OCT 16, 2013
Oliver Findl, MD, MBA, reports that with modern IOLs, rhexis size and shape has minimal influence on postop IOL positioning, a finding that may undermine the argument for femtosecond laser-assisted cataract surgery.
Dr. Findl, of the Vienna Institute for Research in Ocular Surgery in Austria, reported his findings at the 2013 Congress of the European Society of Cataract & Refractive Surgeons.
He and his team considered all surgeries performed by nine surgeons of varying ability, from trainees to experienced, over a 47-day period. Surgeons implanted a range of modern acrylic IOLs in 635 eyes. They took a picture of each eye at one hour postop to evaluate the rhexis and categorized it among three groups: a perfect rhexis (controls) was defined as 4.5 mm to 5.5 mm in diameter; eccentric, >5.5 mm; smaller, < 4.5 mm.
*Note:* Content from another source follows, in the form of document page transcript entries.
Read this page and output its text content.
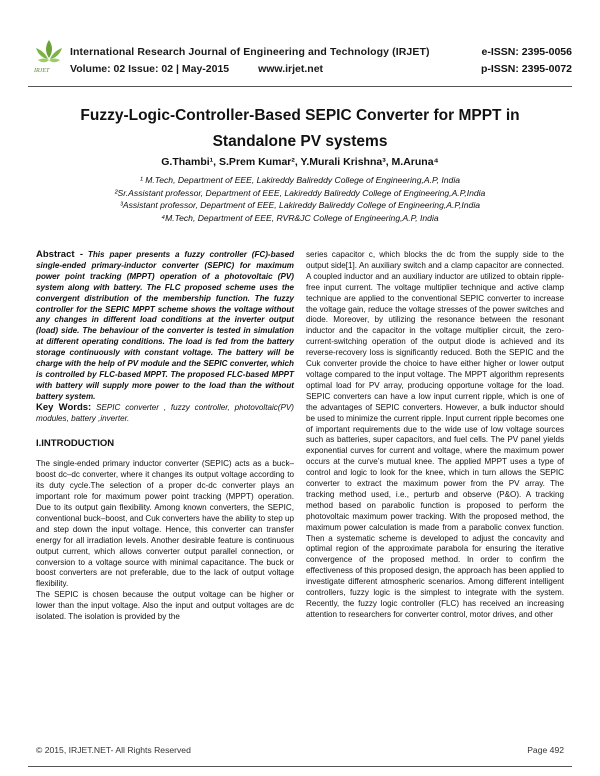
IRJET
International Research Journal of Engineering and Technology (IRJET)
Volume: 02 Issue: 02 | May-2015	www.irjet.net
e-ISSN: 2395-0056
p-ISSN: 2395-0072
Fuzzy-Logic-Controller-Based SEPIC Converter for MPPT in
Standalone PV systems
G.Thambi¹, S.Prem Kumar², Y.Murali Krishna³, M.Aruna⁴
¹ M.Tech, Department of EEE, Lakireddy Balireddy College of Engineering,A.P, India
²Sr.Assistant professor, Department of EEE, Lakireddy Balireddy College of Engineering,A.P,India
³Assistant professor, Department of EEE, Lakireddy Balireddy College of Engineering,A.P,India
⁴M.Tech, Department of EEE, RVR&JC College of Engineering,A.P, India

Abstract - This paper presents a fuzzy controller (FC)-based single-ended primary-inductor converter (SEPIC) for maximum power point tracking (MPPT) operation of a photovoltaic (PV) system along with battery. The FLC proposed scheme uses the convergent distribution of the membership function. The fuzzy controller for the SEPIC MPPT scheme shows the voltage without any changes in different load conditions at the inverter output (load) side. The behaviour of the converter is tested in simulation at different operating conditions. The load is fed from the battery storage continuously with constant voltage. The battery will be charge with the help of PV module and the SEPIC converter, which is controlled by FLC-based MPPT. The proposed FLC-based MPPT with battery will supply more power to the load than the without battery system.

Key Words: SEPIC converter , fuzzy controller, photovoltaic(PV) modules, battery ,inverter.

I.INTRODUCTION

The single-ended primary inductor converter (SEPIC) acts as a buck–boost dc–dc converter, where it changes its output voltage according to its duty cycle.The selection of a proper dc-dc converter plays an important role for maximum power point tracking (MPPT) operation. Due to its output gain flexibility. Among known converters, the SEPIC, conventional buck–boost, and Cuk converters have the ability to step up and step down the input voltage. Hence, this converter can transfer energy for all irradiation levels. Another desirable feature is continuous output current, which allows converter output parallel connection, or conversion to a voltage source with minimal capacitance. The buck or boost converters are not preferable, due to the lack of output voltage flexibility.

The SEPIC is chosen because the output voltage can be higher or lower than the input voltage. Also the input and output voltages are dc isolated. The isolation is provided by the

series capacitor c, which blocks the dc from the supply side to the output side[1]. An auxiliary switch and a clamp capacitor are connected. A coupled inductor and an auxiliary inductor are utilized to obtain ripple-free input current. The voltage multiplier technique and active clamp technique are applied to the conventional SEPIC converter to increase the voltage gain, reduce the voltage stresses of the power switches and diode. Moreover, by utilizing the resonance between the resonant inductor and the capacitor in the voltage multiplier circuit, the zero-current-switching operation of the output diode is achieved and its reverse-recovery loss is significantly reduced. Both the SEPIC and the Cuk converter provide the choice to have either higher or lower output voltage compared to the input voltage. The MPPT algorithm represents optimal load for PV array, producing opportune voltage for the load. SEPIC converters can have a low input current ripple, which is one of the advantages of SEPIC converters. However, a bulk inductor should be used to minimize the current ripple. Input current ripple becomes one of important requirements due to the wide use of low voltage sources such as batteries, super capacitors, and fuel cells. The PV panel yields exponential curves for current and voltage, where the maximum power occurs at the curve’s mutual knee. The applied MPPT uses a type of control and logic to look for the knee, which in turn allows the SEPIC converter to extract the maximum power from the PV array. The tracking method used, i.e., perturb and observe (P&O). A tracking method based on parabolic function is proposed to perform the photovoltaic maximum power tracking. With the proposed method, the maximum power calculation is made from a parabolic convex function. Then a systematic scheme is developed to adjust the concavity and optimal region of the approximate parabola for ensuring the iterative convergence of the proposed method. In order to confirm the effectiveness of this proposed design, the approach has been applied to investigate different atmospheric scenarios. Among different intelligent controllers, fuzzy logic is the simplest to integrate with the system. Recently, the fuzzy logic controller (FLC) has received an increasing attention to researchers for converter control, motor drives, and other

© 2015, IRJET.NET- All Rights Reserved	Page 492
They took pictures again at three months, as well as Purkinje meter readings to analyze decentration and tilt and AC master readings.
They found no difference in axial position or anterior chamber depth among the three rhexis groups, from one hour to three months postop.
“There was slightly more decentration in the eccentric group compared to controls, .08mm, but this is not likely clinically relevant,” Dr. Findl said. “With modern lenses you get little decentration. The rhexis effect is weak.”